Compiling programs with g++ from RPM 'gcc4-c++-4.1.0-18.EL4' generates code that is 4% less efficient than when the vanilla 4.1.1 g++ does at optimization level -O3. I'm guessing that RedHat turned off some of the default optimizations for -O3. Since gcc4 is a preview compiler for RHEL4.4, this is unhelpful. Using the vanilla compiler now, but it would be better if we could use the RedHat packaged gcc4. Platform is single-CPU Athlon 3500+, Venice stepping.
Actually the code is 10% slower than with GNU. Quite bad.
The gcc4 compiler in RHEL4 U4 is slightly older than g++ 4.1.1 release as the version might suggest, but there have been no optimizations turned off. When comparing two compilers, the first question must be if you are using the same options (e.g. the RHEL4 U4 gcc4 is configured to tune by default to -mtune=generic, not sure how you configured your compiler). Also, what kind of benchmarking have you used that you claim 4% or 10% less efficient code?

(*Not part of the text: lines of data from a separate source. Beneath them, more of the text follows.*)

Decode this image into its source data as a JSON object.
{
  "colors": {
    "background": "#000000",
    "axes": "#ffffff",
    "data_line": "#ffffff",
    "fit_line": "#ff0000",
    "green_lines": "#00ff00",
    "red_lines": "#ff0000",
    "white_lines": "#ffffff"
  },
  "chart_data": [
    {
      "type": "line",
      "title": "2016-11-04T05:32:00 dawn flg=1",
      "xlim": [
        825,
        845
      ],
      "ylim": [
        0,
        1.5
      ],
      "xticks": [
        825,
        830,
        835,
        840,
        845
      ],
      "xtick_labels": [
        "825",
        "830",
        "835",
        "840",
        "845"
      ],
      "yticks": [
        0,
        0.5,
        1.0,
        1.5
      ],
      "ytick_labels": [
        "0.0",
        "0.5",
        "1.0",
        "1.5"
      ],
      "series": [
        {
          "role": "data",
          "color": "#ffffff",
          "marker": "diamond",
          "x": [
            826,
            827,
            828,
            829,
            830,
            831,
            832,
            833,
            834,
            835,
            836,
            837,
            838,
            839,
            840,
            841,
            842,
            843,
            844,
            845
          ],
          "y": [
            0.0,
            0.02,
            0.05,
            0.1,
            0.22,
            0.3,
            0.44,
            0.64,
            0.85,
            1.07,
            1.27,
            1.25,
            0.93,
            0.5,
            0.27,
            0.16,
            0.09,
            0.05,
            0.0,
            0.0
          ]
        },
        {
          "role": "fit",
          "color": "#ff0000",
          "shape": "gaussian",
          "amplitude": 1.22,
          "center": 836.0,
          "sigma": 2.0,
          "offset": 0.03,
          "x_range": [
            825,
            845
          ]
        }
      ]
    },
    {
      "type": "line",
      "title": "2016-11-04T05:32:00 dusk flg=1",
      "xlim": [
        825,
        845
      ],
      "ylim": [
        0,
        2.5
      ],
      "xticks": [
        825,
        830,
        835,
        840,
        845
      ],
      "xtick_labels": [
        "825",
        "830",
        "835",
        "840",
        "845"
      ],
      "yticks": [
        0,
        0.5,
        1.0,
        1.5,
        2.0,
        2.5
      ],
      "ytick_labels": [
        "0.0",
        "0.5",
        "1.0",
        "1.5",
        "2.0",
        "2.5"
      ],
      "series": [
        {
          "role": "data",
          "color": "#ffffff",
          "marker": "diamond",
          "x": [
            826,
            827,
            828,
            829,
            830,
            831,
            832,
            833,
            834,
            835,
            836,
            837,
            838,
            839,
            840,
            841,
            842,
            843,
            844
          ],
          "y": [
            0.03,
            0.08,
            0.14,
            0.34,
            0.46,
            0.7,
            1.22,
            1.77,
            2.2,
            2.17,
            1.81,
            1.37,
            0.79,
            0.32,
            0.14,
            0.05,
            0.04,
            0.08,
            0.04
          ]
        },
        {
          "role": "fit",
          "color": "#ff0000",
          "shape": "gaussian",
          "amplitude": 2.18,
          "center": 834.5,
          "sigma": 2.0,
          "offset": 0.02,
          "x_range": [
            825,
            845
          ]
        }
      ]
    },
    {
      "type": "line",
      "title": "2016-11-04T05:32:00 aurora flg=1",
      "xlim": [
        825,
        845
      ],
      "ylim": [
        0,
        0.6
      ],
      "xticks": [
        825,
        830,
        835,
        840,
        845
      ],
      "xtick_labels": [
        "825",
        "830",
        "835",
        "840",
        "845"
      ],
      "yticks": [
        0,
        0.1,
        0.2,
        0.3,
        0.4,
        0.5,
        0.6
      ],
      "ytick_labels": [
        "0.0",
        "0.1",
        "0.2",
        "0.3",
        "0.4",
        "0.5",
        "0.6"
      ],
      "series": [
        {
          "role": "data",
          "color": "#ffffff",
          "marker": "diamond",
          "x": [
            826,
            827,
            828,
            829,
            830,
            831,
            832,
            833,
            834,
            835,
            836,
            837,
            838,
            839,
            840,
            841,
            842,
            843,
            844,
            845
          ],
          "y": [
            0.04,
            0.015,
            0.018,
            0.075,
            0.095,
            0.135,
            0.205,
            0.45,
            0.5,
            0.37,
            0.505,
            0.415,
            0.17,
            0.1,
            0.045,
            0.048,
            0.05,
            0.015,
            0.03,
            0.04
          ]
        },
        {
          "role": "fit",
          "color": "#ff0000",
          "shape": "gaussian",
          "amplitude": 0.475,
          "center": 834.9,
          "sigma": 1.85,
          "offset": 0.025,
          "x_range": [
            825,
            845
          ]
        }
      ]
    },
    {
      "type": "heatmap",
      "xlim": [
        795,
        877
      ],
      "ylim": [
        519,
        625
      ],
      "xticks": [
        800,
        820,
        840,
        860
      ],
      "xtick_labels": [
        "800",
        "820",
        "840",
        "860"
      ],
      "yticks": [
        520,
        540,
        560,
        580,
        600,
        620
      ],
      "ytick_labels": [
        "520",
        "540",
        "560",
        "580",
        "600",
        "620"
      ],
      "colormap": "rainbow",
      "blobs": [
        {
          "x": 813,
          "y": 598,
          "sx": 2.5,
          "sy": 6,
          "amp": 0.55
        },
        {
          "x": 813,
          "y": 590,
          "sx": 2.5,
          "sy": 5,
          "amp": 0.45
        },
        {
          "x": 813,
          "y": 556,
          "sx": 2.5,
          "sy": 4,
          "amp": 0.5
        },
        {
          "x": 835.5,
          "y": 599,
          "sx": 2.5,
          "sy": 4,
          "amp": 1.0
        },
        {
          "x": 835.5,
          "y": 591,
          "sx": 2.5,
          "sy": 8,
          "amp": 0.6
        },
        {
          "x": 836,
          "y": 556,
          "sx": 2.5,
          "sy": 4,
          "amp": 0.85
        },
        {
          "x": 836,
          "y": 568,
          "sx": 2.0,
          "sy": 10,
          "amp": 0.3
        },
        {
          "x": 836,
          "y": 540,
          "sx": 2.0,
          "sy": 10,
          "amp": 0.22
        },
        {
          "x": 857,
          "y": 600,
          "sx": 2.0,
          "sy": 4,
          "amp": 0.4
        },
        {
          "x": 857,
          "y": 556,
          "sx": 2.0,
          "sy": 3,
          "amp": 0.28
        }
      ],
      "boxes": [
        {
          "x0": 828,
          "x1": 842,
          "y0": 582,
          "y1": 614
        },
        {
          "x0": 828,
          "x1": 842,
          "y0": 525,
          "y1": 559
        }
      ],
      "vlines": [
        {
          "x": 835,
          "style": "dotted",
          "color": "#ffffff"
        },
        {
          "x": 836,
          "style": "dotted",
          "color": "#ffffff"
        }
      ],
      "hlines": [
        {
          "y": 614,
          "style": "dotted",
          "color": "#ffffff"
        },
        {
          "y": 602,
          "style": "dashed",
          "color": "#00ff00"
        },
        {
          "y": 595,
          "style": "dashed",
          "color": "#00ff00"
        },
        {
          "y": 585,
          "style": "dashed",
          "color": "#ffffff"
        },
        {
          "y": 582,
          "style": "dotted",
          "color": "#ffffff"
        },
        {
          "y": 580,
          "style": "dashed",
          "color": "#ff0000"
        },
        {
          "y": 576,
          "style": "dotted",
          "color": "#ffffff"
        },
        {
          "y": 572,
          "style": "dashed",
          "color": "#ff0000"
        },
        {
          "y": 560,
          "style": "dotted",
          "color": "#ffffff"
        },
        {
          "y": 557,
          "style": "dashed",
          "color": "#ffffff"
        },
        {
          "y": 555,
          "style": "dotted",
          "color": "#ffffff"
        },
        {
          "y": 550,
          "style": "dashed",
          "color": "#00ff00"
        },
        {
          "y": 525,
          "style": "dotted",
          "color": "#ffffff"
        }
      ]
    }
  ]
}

Do you have SPEC{95,2000} numbers and a number of other industry standard benchmarks, or are you just extrapollating from one testcase where an inner loop might suffer from a single instruction selection choice, which might very well depend on the default scheduling of your g++ 4.1.1 vs. the one included in RHEL4 U4? If there is anything we can do about this, you need to provide a benchmark and make sure you use the exact same tuning and arch options (i.e. always override the default, which will be different in any case)
Ah! -mtune= makes a huge difference. GCC defaults to -mtune=k8 when you build it on an Athlon. Apparently 'k8' and 'opteron' are very similar or identical, and since the target platform is an Opteron I set -mtune=opteron. The performance is now the same with either compiler. Thanks for jogging loose the cobwebs for me on this. This bug report can be closed.